On reducing the rate burden
“Local government is dependent on state government allocations, federal grants or rates,” she said.
“They have been starved for funds and unable to increase local organisational and technical knowledge capacity.
“If the nation's defence, a federal responsibility, is extended to include the ‘three Ds’, federal funding can be unambiguously directed into local government, unhampered by population and state political concerns to allow for genuine redistribution of assets and money, genuine decentralisation and, at long last, provide for rural Australia's development.”
On modular reactor technology
“Deploying modular reactor technology to inexpensively and sustainably generate reliable electricity,” she said.

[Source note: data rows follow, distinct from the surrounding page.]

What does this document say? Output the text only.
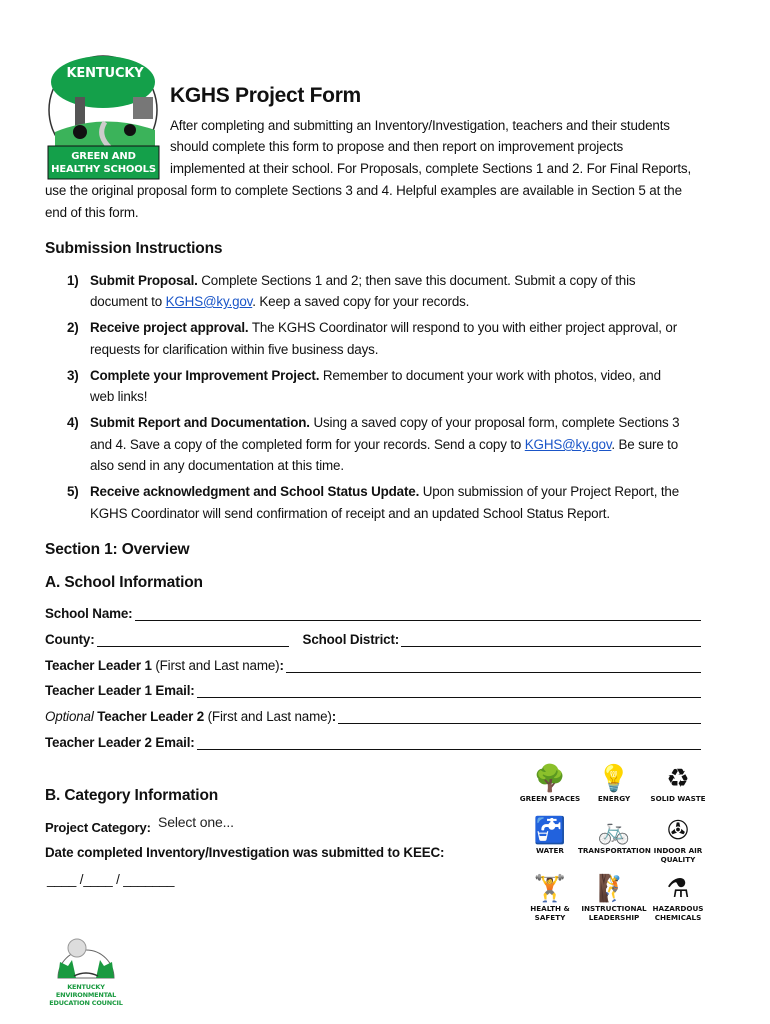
KENTUCKY
GREEN AND HEALTHY SCHOOLS
KGHS Project Form
After completing and submitting an Inventory/Investigation, teachers and their students
should complete this form to propose and then report on improvement projects
implemented at their school. For Proposals, complete Sections 1 and 2. For Final Reports,
use the original proposal form to complete Sections 3 and 4. Helpful examples are available in Section 5 at the
end of this form.
Submission Instructions
1) Submit Proposal. Complete Sections 1 and 2; then save this document. Submit a copy of this
document to KGHS@ky.gov. Keep a saved copy for your records.
2) Receive project approval. The KGHS Coordinator will respond to you with either project approval, or
requests for clarification within five business days.
3) Complete your Improvement Project. Remember to document your work with photos, video, and
web links!
4) Submit Report and Documentation. Using a saved copy of your proposal form, complete Sections 3
and 4. Save a copy of the completed form for your records. Send a copy to KGHS@ky.gov. Be sure to
also send in any documentation at this time.
5) Receive acknowledgment and School Status Update. Upon submission of your Project Report, the
KGHS Coordinator will send confirmation of receipt and an updated School Status Report.
Section 1: Overview
A. School Information
School Name:
County:	School District:
Teacher Leader 1 (First and Last name) :
Teacher Leader 1 Email:
Optional Teacher Leader 2 (First and Last name) :
Teacher Leader 2 Email:
B. Category Information
Project Category: Select one...
Date completed Inventory/Investigation was submitted to KEEC:
____ /____ / _______
🌳
GREEN SPACES
💡
ENERGY
♻
SOLID WASTE
🚰
WATER
🚲
TRANSPORTATION
✇
INDOOR AIR
QUALITY
🏋
HEALTH &
SAFETY
🧗
INSTRUCTIONAL
LEADERSHIP
⚗
HAZARDOUS
CHEMICALS
KENTUCKY ENVIRONMENTAL
EDUCATION COUNCIL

“Solar and wind power are low-grade, intermittent and very expensive electricity supplements.
“They always require a reliable base-load provider. Hydro and nuclear can do this.

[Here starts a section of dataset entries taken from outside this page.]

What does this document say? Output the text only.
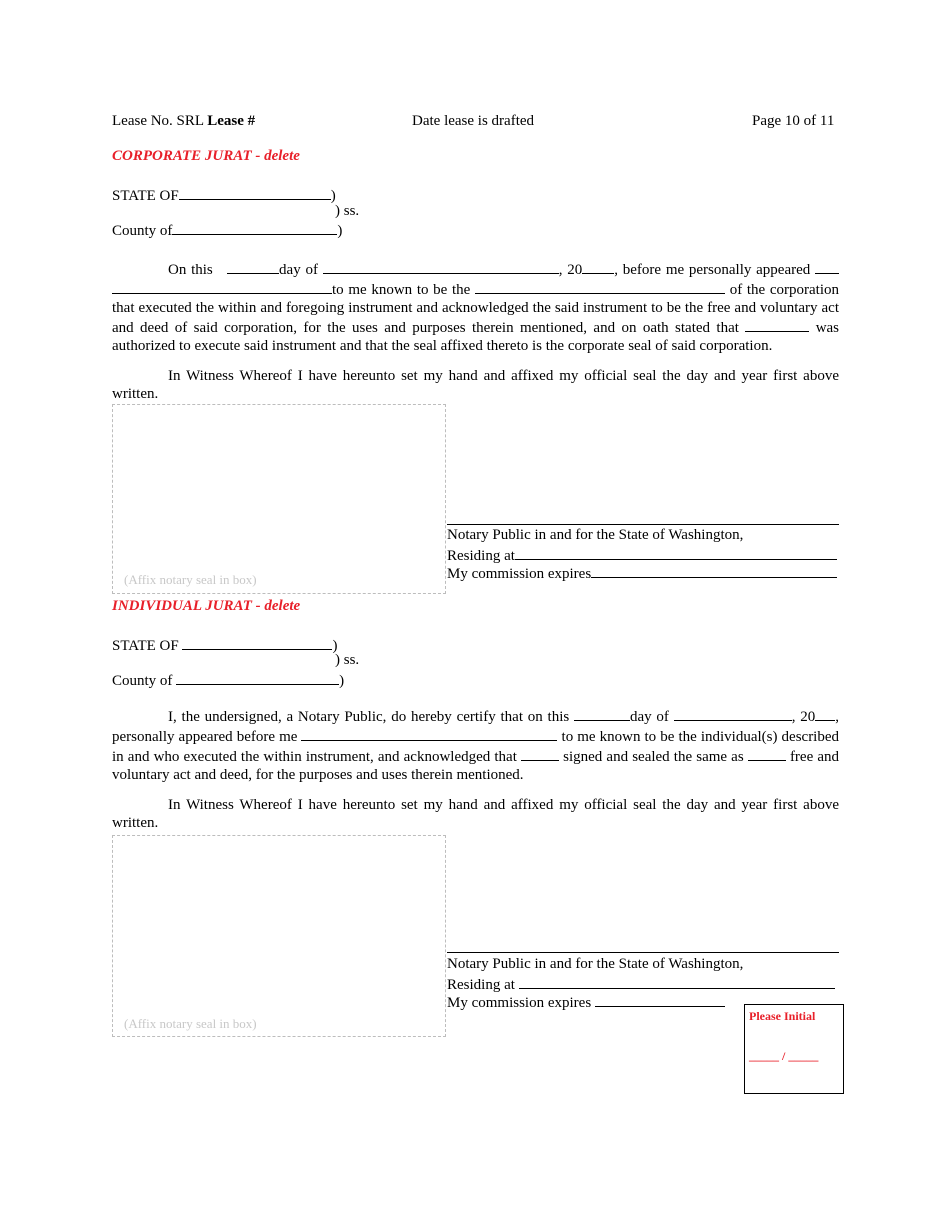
Lease No. SRL Lease #	Date lease is drafted	Page 10 of 11
CORPORATE JURAT - delete
STATE OF	)
) ss.
County of	)
On this	day of	, 20 , before me personally appeared
to me known to be the	of the corporation
that executed the within and foregoing instrument and acknowledged the said instrument to be the free and voluntary act and deed of said corporation, for the uses and purposes therein mentioned, and on oath stated that	was authorized to execute said instrument and that the seal affixed thereto is the corporate seal of said corporation.
In Witness Whereof I have hereunto set my hand and affixed my official seal the day and year first above written.
(Affix notary seal in box)
Notary Public in and for the State of Washington,
Residing at
My commission expires
INDIVIDUAL JURAT - delete
STATE OF	)
) ss.
County of	)
I, the undersigned, a Notary Public, do hereby certify that on this	day of	, 20 ,
personally appeared before me	to me known to be the individual(s) described in and who executed the within instrument, and acknowledged that	signed and sealed the same as	free and voluntary act and deed, for the purposes and uses therein mentioned.
In Witness Whereof I have hereunto set my hand and affixed my official seal the day and year first above written.
(Affix notary seal in box)
Notary Public in and for the State of Washington,
Residing at
My commission expires
Please Initial
_____ / _____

“If wind power is used locally, in situ, where the towers are, it has a use, but thousands of kilometres of transmission lines and poles, squandering valuable finite resources of steel and cement, make this an unsustainable option.
“Making uranium fuel rods, (which) work just like giant batteries, and deploying reactor technology, which powers the US fleet and the world's advanced submarines, can provide potable water and safe electricity.
“They will also provide phenomenal wealth to this nation if we export and recycle fuel rods to our region.
"Educating the public about how very safe reactor technology now is, how sustainable it is, how valuable the resource is, should be a government responsibility.
“The burden should not fall on me, although I am qualified to teach on this subject.
“It is to our shame that this important science, part of the developed world's year 12 curricula, has been omitted for 50 years from our science agenda.
“This has credibility implications for both government departments and our former governments.
“For example, we knew in 1911 that one ounce of this amazing material would provide steam for three battleships for 2000 years.
“By 1913 it was selling for $13,500 per ounce on the London Stock Exchange.
“But then the world war happened and all the young men who could have made something of this technology were either killed or maimed for life in that terrible event.
“The entire known resource, Radium Hill, became acquired under emergency wartime powers by the British and American Development Company.
“Every ounce was exported. It is an invaluable resource and we have been selling it for $20 a pound.
"We can create an entirely new economy, independent of fossil fuels, with the amazing uranium resource, and now we must.
“When we understand why climate change is happening, we can actually address its causes.
“Stopping pollution and reducing CO2 emissions is important.
“Combustion is killing planet Earth. Reducing extrasomatic energy consumption by 75 per cent is important.
“Restoring complex biodiversity and recreating biomass and habitat through sensible afforestation, is also important.
“We can achieve all these aims if we adopt the ‘three Ds’ for national service.
“Then the solutions will happen locally, across all of Australia, exactly where they are needed."